Two Israeli companies have partnered to cut the risk of patient infections dramatically in 10 hospitals in the US, Switzerland and Israel, and doctors at Hadassah University Medical Centre in Jerusalem successfully treated 15 children from Russia who suffer from osteopetrosis, a rare and fatal genetic bone disease, and much more.
By: Michael Ordman
ISRAEL’S MEDICAL ACHIEVEMENTS
Preventing hospital infections
Two Israeli companies have partnered to cut the risk of patient infections dramatically in 10 hospitals in the US, Switzerland and Israel. Hyginex wristbands, sensors and beacons use Atomation’s IoT platform to capture data on staff hand washing and vibrate to remind them before and after patient contact.
Curing Russian children of bone disease
Doctors at Hadassah University Medical Centre in Jerusalem successfully treated 15 children from Russia who suffer from osteopetrosis, a rare and fatal genetic bone disease. In the northern Russian Republic of Chuvash, one of every 4,000 newborns has this condition.
Blood cancer treatment success
Israel’s Gamida Cell reported good results from Duke University trials of its NiCord blood cancer treatment.
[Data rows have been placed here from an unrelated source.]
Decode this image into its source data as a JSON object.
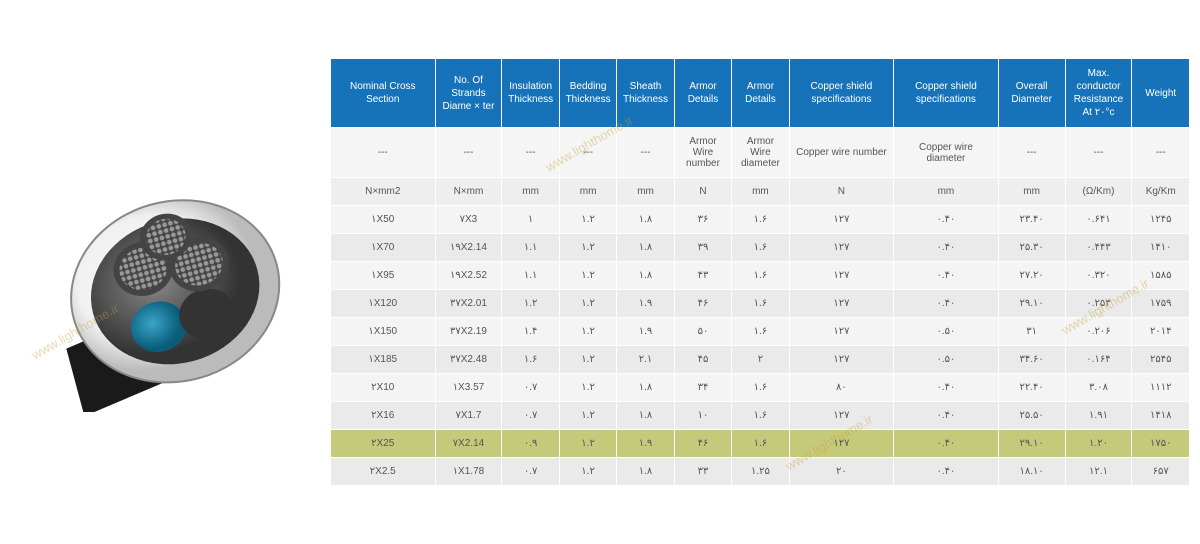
{
  "watermark_text": "www.lighthome.ir",
  "table": {
    "header_bg": "#1673b9",
    "header_color": "#ffffff",
    "highlight_bg": "#c5c97a",
    "columns": [
      "Nominal Cross Section",
      "No. Of Strands Diame × ter",
      "Insulation Thickness",
      "Bedding Thickness",
      "Sheath Thickness",
      "Armor Details",
      "Armor Details",
      "Copper shield specifications",
      "Copper shield specifications",
      "Overall Diameter",
      "Max. conductor Resistance At ۲۰°c",
      "Weight"
    ],
    "sub1": [
      "---",
      "---",
      "---",
      "---",
      "---",
      "Armor Wire number",
      "Armor Wire diameter",
      "Copper wire number",
      "Copper wire diameter",
      "---",
      "---",
      "---"
    ],
    "sub2": [
      "N×mm2",
      "N×mm",
      "mm",
      "mm",
      "mm",
      "N",
      "mm",
      "N",
      "mm",
      "mm",
      "(Ω/Km)",
      "Kg/Km"
    ],
    "rows": [
      {
        "cells": [
          "۱X50",
          "۷X3",
          "۱",
          "۱.۲",
          "۱.۸",
          "۳۶",
          "۱.۶",
          "۱۲۷",
          "۰.۴۰",
          "۲۳.۴۰",
          "۰.۶۴۱",
          "۱۲۴۵"
        ],
        "highlight": false
      },
      {
        "cells": [
          "۱X70",
          "۱۹X2.14",
          "۱.۱",
          "۱.۲",
          "۱.۸",
          "۳۹",
          "۱.۶",
          "۱۲۷",
          "۰.۴۰",
          "۲۵.۳۰",
          "۰.۴۴۳",
          "۱۴۱۰"
        ],
        "highlight": false
      },
      {
        "cells": [
          "۱X95",
          "۱۹X2.52",
          "۱.۱",
          "۱.۲",
          "۱.۸",
          "۴۳",
          "۱.۶",
          "۱۲۷",
          "۰.۴۰",
          "۲۷.۲۰",
          "۰.۳۲۰",
          "۱۵۸۵"
        ],
        "highlight": false
      },
      {
        "cells": [
          "۱X120",
          "۳۷X2.01",
          "۱.۲",
          "۱.۲",
          "۱.۹",
          "۴۶",
          "۱.۶",
          "۱۲۷",
          "۰.۴۰",
          "۲۹.۱۰",
          "۰.۲۵۳",
          "۱۷۵۹"
        ],
        "highlight": false
      },
      {
        "cells": [
          "۱X150",
          "۳۷X2.19",
          "۱.۴",
          "۱.۲",
          "۱.۹",
          "۵۰",
          "۱.۶",
          "۱۲۷",
          "۰.۵۰",
          "۳۱",
          "۰.۲۰۶",
          "۲۰۱۴"
        ],
        "highlight": false
      },
      {
        "cells": [
          "۱X185",
          "۳۷X2.48",
          "۱.۶",
          "۱.۲",
          "۲.۱",
          "۴۵",
          "۲",
          "۱۲۷",
          "۰.۵۰",
          "۳۴.۶۰",
          "۰.۱۶۴",
          "۲۵۴۵"
        ],
        "highlight": false
      },
      {
        "cells": [
          "۲X10",
          "۱X3.57",
          "۰.۷",
          "۱.۲",
          "۱.۸",
          "۳۴",
          "۱.۶",
          "۸۰",
          "۰.۴۰",
          "۲۲.۴۰",
          "۳.۰۸",
          "۱۱۱۲"
        ],
        "highlight": false
      },
      {
        "cells": [
          "۲X16",
          "۷X1.7",
          "۰.۷",
          "۱.۲",
          "۱.۸",
          "۱۰",
          "۱.۶",
          "۱۲۷",
          "۰.۴۰",
          "۲۵.۵۰",
          "۱.۹۱",
          "۱۴۱۸"
        ],
        "highlight": false
      },
      {
        "cells": [
          "۲X25",
          "۷X2.14",
          "۰.۹",
          "۱.۲",
          "۱.۹",
          "۴۶",
          "۱.۶",
          "۱۲۷",
          "۰.۴۰",
          "۲۹.۱۰",
          "۱.۲۰",
          "۱۷۵۰"
        ],
        "highlight": true
      },
      {
        "cells": [
          "۲X2.5",
          "۱X1.78",
          "۰.۷",
          "۱.۲",
          "۱.۸",
          "۳۳",
          "۱.۲۵",
          "۲۰",
          "۰.۴۰",
          "۱۸.۱۰",
          "۱۲.۱",
          "۶۵۷"
        ],
        "highlight": false
      }
    ]
  }
}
Compared with 101 patients receiving ordinary umbilical cord blood, the 18 patients using NiCord had a lower mortality rate, less infections and less time in hospital post-transplantation.
More cancer tests
Israel’s Rosetta Genomics has made three major additions to its unique molecular diagnostic testing service. They are for hematologic cancers (e.g. leukemia, lymphomas and myeloma), BRAF mutation analysis for lung cancer and NRAS mutation analysis for colon cancer.
World’s first nuclear imaging machine
Israeli patients will be the first in the world to enjoy a first-of-its-kind hybrid nuclear imaging scanner, at Haifa’s Rambam Hospital. Doctors can map tissues and bones and identify diseases including cancer, heart and kidney diseases, broken bones, and infections.
A mechanical pacemaker beats them all
Scientists at Israel’s Technion Institute have trained cardiac cells to beat using mechanical stimuli that do not come into contact with the cells. The cardiac cells continued to beat over an hour after the mechanical stimulus ceased. It could lead to development of more effective pacemakers.
Cancer victim gets new 3D printed jaw
Doctors at the Poriya hospital near Tiberias treated a patient suffering from a large tumor in the back of his jaw by replacing the damaged part with a titanium copy that they made using a 3-D printer. The patient started to eat normally only a few hours after his surgery.